With the force of a new convert, I convinced a friend from church who is into rock climbing to our little team to complete the San Jose Super. He not only outperformed us, but became a Spartan convert. That’s when we decided to complete a Trifecta this year.
While our Citrix colleagues and our families were supportive, they also questioned our collective sanity.
Each one of us has a different way to prepare for each race. Justin shares his workouts via social media for all to see. All I’ll say about mine is that I run longer distances and I’ve boosted my strength training.
Each race we have completed as part of our Trifecta has been a unique adventure.
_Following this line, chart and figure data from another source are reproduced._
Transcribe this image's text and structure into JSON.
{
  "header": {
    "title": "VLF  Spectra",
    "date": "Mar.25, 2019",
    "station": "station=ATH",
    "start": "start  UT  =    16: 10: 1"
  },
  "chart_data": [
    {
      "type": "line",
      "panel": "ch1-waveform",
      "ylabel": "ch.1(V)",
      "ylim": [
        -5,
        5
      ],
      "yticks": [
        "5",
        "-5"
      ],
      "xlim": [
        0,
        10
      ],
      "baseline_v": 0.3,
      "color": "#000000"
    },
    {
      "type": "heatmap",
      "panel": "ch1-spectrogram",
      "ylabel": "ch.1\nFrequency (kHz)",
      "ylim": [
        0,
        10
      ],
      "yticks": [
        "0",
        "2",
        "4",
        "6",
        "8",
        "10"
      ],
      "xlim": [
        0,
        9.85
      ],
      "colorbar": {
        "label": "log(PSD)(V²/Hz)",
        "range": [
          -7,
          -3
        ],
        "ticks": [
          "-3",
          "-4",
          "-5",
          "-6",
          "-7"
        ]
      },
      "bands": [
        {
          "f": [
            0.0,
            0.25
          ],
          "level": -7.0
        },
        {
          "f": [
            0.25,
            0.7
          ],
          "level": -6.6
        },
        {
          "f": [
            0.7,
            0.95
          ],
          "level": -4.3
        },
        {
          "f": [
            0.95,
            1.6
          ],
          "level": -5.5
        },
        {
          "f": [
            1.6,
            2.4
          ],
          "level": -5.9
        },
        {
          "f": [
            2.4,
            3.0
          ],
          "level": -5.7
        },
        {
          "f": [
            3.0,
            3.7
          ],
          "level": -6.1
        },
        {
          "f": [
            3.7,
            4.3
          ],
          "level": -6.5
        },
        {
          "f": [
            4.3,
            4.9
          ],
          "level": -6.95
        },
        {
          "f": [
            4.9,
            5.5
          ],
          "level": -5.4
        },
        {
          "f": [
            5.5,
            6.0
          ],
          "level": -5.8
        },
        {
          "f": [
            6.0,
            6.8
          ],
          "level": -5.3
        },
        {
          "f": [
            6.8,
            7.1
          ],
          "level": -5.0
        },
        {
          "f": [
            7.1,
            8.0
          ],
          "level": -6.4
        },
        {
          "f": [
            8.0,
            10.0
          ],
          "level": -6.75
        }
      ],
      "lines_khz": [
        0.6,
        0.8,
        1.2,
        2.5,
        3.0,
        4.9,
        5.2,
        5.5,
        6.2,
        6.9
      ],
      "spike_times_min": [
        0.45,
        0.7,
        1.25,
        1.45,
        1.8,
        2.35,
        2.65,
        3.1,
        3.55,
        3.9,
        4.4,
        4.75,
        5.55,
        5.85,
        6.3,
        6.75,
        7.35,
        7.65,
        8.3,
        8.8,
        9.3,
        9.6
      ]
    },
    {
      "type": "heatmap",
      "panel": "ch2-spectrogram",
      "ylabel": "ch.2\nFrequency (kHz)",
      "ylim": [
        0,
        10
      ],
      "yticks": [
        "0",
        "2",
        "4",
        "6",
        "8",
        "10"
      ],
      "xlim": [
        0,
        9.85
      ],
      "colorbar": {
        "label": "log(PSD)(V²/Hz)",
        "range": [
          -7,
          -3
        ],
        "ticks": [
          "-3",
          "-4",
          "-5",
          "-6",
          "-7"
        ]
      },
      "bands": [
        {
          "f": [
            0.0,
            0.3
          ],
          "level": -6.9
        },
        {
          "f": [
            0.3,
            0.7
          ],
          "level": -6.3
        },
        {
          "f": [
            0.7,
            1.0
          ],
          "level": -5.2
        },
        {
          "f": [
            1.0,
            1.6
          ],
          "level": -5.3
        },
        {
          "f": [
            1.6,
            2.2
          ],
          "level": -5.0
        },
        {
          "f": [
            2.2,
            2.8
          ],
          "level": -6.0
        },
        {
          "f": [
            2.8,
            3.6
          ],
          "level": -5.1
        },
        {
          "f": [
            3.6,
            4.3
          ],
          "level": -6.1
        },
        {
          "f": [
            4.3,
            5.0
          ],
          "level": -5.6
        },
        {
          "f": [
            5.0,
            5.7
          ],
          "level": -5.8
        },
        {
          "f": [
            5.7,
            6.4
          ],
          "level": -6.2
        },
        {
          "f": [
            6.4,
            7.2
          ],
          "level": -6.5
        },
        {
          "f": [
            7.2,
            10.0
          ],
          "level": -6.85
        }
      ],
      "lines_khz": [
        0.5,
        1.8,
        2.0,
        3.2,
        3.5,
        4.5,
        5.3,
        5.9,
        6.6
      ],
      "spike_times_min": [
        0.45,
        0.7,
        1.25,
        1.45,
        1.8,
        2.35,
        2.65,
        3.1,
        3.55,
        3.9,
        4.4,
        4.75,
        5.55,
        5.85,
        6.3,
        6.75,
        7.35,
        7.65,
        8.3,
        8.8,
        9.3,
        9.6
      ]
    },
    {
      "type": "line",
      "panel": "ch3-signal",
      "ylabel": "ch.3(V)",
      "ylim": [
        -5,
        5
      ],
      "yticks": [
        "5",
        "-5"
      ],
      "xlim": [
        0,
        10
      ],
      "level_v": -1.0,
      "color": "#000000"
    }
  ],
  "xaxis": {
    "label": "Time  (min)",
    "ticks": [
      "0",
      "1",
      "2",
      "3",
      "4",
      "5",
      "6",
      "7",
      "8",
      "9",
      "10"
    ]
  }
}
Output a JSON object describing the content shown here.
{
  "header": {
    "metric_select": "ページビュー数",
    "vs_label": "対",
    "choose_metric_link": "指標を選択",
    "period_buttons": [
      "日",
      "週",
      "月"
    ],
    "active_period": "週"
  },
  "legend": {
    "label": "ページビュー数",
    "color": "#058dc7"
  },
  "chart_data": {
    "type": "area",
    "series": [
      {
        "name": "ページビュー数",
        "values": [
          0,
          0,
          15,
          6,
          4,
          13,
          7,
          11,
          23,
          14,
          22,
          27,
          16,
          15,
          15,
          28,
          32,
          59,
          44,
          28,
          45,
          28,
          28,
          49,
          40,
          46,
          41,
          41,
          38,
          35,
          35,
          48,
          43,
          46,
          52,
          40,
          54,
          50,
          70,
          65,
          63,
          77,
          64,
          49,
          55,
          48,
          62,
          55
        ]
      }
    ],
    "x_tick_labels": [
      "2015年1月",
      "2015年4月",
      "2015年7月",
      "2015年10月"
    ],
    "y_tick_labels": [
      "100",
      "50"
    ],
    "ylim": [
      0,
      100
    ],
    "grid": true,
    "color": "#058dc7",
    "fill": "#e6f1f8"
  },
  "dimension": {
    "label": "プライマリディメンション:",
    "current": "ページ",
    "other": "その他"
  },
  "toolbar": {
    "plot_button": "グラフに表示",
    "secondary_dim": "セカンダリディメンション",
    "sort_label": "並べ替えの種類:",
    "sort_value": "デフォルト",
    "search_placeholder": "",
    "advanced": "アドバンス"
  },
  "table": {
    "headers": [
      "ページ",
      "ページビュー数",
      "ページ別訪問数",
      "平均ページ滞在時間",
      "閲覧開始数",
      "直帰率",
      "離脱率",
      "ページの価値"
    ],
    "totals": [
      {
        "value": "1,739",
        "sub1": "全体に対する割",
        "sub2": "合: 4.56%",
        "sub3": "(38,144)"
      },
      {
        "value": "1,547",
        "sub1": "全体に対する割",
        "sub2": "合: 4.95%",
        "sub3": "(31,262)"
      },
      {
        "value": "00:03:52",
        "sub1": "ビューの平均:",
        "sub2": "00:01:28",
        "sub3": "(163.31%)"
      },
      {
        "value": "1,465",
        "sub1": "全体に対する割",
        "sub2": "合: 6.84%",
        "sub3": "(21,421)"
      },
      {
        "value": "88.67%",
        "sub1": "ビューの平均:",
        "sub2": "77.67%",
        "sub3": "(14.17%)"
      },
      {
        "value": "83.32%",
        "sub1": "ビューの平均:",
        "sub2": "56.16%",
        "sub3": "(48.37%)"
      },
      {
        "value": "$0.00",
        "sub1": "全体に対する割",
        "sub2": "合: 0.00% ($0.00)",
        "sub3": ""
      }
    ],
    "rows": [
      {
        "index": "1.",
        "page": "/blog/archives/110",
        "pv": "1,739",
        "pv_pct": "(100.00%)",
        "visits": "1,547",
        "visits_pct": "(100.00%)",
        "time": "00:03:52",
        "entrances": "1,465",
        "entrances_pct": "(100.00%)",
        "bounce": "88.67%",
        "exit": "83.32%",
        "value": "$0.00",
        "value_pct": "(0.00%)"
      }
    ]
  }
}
The toughest one was the Tahoe World Championships, where we completed our Beast. We covered 17.8 miles with more than 3000 feet of elevation, and completed 38 obstacles that included an icy swim in a mountain pond.
Each race has also blessed us with magic moments. As non-elite athletes, we focus on finishing, not competing. That means we help each other over obstacles and encourage one another. Racers come from all walks of life, and every race, ethnicity and background, united by a desire to test themselves, overcome obstacles and cross that finish line, where we celebrate together.
In many ways, it’s who we are within Citrix. While we compete as a company, within the organization, we bring people from all around the world to work together, push one another and make a meaningful difference for our customers.
So who wants join us for our next Spartan race?